The U.S. Court of Appeals for the Ninth Circuit affirmed the district court’s finding of an unlimited, non-exclusive and implied license to use, modify and retain the source code of programs developed by a contractor for a company, relying on the course of dealings between the parties. Asset Marketing Systems, Inc v. Kevin Gagnon, d/b/a/ Mister Computer, Case No. 07-55217 (9th. Cir., Sept. 9, 2008) (Smith, J.).
Asset Marketing Systems (AMS) is a field marketing organization offering sales and marketing support to insurance marketing entities. From May 1999 to September 2003, Kevin Gagnon was an at-will, independent contractor for AMS, hired to assist with its information technology needs.
In May 2000, AMS and Gagnon entered and executed a Technical Services Agreement (TSA), which was scheduled to expire on April 30, 2001. The services included “Custom Application Programming—[under which] Consultant will provide Contractor with specific add-on products to enhance Contractor’s current in-house database application,” but mentioned nothing about a license.

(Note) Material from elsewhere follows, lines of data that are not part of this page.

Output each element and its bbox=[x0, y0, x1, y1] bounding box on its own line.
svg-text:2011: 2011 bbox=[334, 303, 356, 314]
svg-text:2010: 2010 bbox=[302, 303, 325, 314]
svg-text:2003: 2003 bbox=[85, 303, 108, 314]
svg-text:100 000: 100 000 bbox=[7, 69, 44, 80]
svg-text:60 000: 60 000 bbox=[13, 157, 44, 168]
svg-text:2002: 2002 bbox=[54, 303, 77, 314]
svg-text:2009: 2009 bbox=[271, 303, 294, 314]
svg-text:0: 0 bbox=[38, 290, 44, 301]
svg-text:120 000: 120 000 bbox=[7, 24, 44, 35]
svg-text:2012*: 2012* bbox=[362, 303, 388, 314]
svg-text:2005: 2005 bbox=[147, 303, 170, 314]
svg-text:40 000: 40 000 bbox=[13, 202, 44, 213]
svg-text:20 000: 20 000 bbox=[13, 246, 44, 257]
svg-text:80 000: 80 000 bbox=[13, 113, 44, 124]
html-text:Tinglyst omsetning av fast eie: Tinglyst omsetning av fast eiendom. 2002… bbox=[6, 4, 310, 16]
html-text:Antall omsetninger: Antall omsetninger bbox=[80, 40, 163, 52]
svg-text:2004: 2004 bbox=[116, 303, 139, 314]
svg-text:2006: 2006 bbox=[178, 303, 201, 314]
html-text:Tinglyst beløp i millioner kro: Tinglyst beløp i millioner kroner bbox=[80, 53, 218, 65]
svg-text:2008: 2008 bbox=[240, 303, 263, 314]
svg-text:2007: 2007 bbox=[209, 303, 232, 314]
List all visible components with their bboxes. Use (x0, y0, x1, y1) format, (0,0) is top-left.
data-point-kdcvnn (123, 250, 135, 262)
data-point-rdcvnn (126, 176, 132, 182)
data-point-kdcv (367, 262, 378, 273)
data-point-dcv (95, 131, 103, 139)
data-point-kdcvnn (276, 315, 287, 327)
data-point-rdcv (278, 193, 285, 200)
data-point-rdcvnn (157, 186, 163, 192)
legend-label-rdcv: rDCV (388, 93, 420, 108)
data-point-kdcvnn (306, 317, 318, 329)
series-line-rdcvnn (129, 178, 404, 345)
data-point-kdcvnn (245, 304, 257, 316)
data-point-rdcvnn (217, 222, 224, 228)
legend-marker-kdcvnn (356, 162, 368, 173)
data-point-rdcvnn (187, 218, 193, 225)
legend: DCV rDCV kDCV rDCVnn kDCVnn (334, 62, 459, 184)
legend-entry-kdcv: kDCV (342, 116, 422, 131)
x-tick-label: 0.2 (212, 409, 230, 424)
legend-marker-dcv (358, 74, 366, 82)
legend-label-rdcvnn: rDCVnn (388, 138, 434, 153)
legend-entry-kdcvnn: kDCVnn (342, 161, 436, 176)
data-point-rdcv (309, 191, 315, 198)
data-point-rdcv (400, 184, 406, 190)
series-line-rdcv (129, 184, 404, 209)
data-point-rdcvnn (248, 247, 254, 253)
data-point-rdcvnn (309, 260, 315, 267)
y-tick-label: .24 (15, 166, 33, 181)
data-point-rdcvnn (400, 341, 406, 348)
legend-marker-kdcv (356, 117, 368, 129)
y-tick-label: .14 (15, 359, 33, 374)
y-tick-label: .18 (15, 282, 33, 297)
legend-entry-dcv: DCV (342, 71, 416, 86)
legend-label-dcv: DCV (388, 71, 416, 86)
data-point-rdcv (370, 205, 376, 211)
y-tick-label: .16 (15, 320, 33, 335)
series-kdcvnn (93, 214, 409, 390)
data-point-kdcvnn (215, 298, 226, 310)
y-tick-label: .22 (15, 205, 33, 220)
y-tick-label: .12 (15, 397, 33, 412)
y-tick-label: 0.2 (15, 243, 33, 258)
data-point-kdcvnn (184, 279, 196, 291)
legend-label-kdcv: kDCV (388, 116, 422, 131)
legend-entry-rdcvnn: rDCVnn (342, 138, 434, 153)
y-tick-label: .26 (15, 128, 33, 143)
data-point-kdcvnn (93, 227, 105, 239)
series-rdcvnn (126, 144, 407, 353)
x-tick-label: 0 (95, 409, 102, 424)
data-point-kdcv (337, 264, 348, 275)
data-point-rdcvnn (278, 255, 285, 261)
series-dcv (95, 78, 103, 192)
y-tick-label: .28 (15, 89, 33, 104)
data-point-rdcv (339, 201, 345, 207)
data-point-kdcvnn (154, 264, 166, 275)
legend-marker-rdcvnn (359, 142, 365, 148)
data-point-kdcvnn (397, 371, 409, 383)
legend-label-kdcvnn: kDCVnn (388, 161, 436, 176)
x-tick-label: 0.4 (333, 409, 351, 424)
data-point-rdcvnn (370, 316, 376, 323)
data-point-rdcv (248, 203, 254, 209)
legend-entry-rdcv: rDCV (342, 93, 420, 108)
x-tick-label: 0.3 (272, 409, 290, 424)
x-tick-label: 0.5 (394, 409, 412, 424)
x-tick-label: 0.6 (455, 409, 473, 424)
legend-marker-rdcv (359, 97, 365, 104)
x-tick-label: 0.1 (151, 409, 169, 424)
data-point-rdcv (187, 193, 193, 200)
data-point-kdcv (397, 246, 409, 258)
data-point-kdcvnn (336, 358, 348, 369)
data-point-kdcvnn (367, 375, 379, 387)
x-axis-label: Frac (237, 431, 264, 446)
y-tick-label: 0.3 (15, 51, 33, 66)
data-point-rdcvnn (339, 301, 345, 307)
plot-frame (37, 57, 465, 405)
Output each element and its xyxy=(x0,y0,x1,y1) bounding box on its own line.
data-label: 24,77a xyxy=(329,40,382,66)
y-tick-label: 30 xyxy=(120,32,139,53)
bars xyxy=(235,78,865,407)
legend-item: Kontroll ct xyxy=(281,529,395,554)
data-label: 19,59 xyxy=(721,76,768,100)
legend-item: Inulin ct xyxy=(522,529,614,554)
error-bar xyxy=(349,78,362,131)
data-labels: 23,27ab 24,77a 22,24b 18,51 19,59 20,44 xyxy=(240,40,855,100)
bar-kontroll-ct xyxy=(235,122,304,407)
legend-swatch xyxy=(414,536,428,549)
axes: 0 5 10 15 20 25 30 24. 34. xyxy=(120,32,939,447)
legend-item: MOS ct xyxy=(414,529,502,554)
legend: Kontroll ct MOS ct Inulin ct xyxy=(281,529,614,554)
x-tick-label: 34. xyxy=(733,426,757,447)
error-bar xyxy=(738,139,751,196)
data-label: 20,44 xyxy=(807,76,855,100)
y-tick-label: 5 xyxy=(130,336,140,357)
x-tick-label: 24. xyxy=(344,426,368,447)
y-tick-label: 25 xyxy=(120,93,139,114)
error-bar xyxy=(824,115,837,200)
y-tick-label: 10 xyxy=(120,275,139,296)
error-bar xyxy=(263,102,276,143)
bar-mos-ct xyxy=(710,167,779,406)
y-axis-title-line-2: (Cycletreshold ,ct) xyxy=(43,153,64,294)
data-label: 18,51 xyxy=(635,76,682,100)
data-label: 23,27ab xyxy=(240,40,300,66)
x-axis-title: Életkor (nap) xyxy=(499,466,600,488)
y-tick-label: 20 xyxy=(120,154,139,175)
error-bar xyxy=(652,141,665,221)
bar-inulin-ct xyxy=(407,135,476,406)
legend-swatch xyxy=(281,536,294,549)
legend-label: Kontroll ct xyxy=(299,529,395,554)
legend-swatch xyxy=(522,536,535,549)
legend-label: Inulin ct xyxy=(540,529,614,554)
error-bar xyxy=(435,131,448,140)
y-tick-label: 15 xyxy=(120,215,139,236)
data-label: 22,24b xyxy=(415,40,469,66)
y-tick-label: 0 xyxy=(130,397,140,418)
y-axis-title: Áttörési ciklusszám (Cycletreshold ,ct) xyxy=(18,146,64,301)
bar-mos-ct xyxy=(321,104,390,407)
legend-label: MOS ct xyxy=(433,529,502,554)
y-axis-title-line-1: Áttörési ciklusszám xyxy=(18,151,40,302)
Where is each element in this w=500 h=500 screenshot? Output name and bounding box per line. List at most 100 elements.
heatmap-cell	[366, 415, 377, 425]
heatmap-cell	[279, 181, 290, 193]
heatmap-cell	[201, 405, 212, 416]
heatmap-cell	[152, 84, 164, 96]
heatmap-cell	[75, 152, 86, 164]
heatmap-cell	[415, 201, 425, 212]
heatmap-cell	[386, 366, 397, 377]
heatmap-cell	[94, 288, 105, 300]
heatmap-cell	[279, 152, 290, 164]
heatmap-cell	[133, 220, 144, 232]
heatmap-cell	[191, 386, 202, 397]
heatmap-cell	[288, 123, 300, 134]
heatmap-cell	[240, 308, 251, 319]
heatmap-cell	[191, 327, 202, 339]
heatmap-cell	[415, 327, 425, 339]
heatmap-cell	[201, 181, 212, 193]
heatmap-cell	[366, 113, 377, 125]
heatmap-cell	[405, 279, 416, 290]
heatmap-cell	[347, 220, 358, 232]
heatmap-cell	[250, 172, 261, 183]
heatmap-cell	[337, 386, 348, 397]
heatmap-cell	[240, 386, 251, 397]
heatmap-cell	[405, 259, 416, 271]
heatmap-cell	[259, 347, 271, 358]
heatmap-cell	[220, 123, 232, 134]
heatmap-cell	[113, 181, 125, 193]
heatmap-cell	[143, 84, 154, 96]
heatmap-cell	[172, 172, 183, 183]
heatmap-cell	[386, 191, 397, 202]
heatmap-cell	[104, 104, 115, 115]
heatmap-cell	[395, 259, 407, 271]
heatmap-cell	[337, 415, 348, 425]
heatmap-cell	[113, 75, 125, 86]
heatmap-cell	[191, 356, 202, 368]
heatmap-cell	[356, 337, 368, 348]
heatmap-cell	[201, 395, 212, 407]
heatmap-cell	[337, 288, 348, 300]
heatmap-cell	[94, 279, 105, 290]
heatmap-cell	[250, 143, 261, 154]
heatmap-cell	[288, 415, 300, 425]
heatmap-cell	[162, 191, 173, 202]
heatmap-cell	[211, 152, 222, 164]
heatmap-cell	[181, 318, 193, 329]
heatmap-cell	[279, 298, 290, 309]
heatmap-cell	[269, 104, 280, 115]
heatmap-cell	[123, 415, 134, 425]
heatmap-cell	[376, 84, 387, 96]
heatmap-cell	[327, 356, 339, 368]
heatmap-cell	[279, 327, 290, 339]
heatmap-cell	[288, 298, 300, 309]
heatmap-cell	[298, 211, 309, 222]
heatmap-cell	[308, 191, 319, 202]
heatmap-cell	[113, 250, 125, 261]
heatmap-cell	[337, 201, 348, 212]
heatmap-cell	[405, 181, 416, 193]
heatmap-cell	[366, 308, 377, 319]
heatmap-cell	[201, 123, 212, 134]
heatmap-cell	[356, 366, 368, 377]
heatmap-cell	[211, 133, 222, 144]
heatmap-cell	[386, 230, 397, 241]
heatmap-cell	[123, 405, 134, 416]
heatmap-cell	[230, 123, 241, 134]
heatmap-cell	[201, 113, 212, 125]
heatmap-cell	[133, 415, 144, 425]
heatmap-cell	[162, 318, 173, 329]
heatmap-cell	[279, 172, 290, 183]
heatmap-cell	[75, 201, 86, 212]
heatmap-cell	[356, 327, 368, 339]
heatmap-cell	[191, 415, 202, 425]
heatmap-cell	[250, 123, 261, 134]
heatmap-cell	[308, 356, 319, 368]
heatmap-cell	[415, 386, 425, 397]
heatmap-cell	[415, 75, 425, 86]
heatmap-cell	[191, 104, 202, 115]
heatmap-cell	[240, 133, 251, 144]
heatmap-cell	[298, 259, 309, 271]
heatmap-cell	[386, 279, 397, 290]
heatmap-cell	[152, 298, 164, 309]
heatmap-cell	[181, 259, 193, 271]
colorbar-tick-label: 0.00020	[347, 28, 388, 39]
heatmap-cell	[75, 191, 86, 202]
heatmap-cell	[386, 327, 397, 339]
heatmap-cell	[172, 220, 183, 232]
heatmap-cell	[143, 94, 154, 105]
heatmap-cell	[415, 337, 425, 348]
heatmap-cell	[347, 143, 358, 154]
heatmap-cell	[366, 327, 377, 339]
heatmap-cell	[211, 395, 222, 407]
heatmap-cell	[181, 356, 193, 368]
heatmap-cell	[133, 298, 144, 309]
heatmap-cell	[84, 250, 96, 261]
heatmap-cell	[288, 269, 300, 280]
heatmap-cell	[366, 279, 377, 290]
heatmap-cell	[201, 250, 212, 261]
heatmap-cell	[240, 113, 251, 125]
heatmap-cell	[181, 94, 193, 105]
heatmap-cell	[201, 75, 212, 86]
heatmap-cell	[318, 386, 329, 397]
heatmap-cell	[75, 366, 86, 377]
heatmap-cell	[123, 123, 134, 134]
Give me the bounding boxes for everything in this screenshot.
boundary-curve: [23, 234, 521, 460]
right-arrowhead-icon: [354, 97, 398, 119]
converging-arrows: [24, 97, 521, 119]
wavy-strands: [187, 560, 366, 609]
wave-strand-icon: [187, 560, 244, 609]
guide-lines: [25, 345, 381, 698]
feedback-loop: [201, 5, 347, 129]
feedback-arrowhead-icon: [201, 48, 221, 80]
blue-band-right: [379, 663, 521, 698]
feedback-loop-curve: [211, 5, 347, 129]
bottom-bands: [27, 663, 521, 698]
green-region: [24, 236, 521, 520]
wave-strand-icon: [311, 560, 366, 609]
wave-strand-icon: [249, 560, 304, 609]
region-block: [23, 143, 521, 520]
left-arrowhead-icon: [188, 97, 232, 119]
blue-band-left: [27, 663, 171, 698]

In June 2003, Gagnon asked that AMS execute an Outside Vendor Agreement (OVA). The OVA included a proprietary rights clause providing, in relevant part, that “Client agrees that all … inventions … produced by Contractor while performing services under this agreement will be the property of Contractor and will be licensed to Client on a non-exclusive basis.” AMS did not sign this proposed agreement. Instead, AMS countered with its own proposal that stated, in relevant part, “Contractor agrees that all … inventions … produced by Contractor while performing services under this agreement will be the sole property of Client. Any source code or intellectual property agreed to and documented as Contractor’s will remain the property of Contractor.” Gagnon did not sign this proposal. By the end of June 2003, AMS terminated Gagnon’s services. AMS offer Gagnon a job, but he declined the offer.
After terminating the agreement, AMS sued Gagnon in California Superior Court alleging, among other things, misappropriation of trade secrets and conversion. Gagnon removed to federal court. After a convoluted procedural history, the district court found that Gagnon had granted AMS an implied, non-exclusive license to use, modify and retain the source code of the programs and thus they did not infringe his copyrights. Gagnon appealed.
The Ninth Circuit looked to its previous ruling in Effects Associates. v. Cohen, which considered the grant of an implied license in the context of movie footage and architectural drawings. The Court said that an implied license is granted when “(1) a person (the licensee) requests the creation of a work, (2) the creator (the licensor) makes that particular work and delivers it to the licensee who requested it, and (3) the licensor intends that the licensee-requestor copy and distribute his work.”
Rejecting Gagnon’s arguments, the Court concluded that the first and second factors in its previous ruling both favored AMS. In determining whether Gagnon intended that AMS copy and distribute the programs, the Court focused on his objective intent at the time he created and delivered the software as manifested by the parties’ conduct.
The Court noted that nothing in the TSA indicates Gagnon’s understanding or intent that continued use of the custom application programming would be prohibited after the TSA terminated. Under these circumstances, it defies logic, according to the Court, that AMS would have paid Gagnon for his programming services if AMS could not have used the programs without further payment pursuant to a separate licensing arrangement that was never mentioned in the TSA. The Court also highlighted the fact that Gagnon and AMS did not discuss a licensing agreement until their relationship was ending.
In the end, the Court stated that “[a] belated statement that the programs could not be used after Gagnon’s departure, made after the termination decision and well after the creation and delivery of the programs for which substantial sums were paid, was not sufficient to negate all other objective manifestations of intent to grant AMS an unlimited license.” Thus, the Court affirmed the district court’s ruling that Gagnon granted AMS an unlimited, non-exclusive license to retain, use and modify the software.
Practice Note: Although AMS prevailed on the facts of this case, it is always best practice to define the ownership of intellectual property at the time of contracting.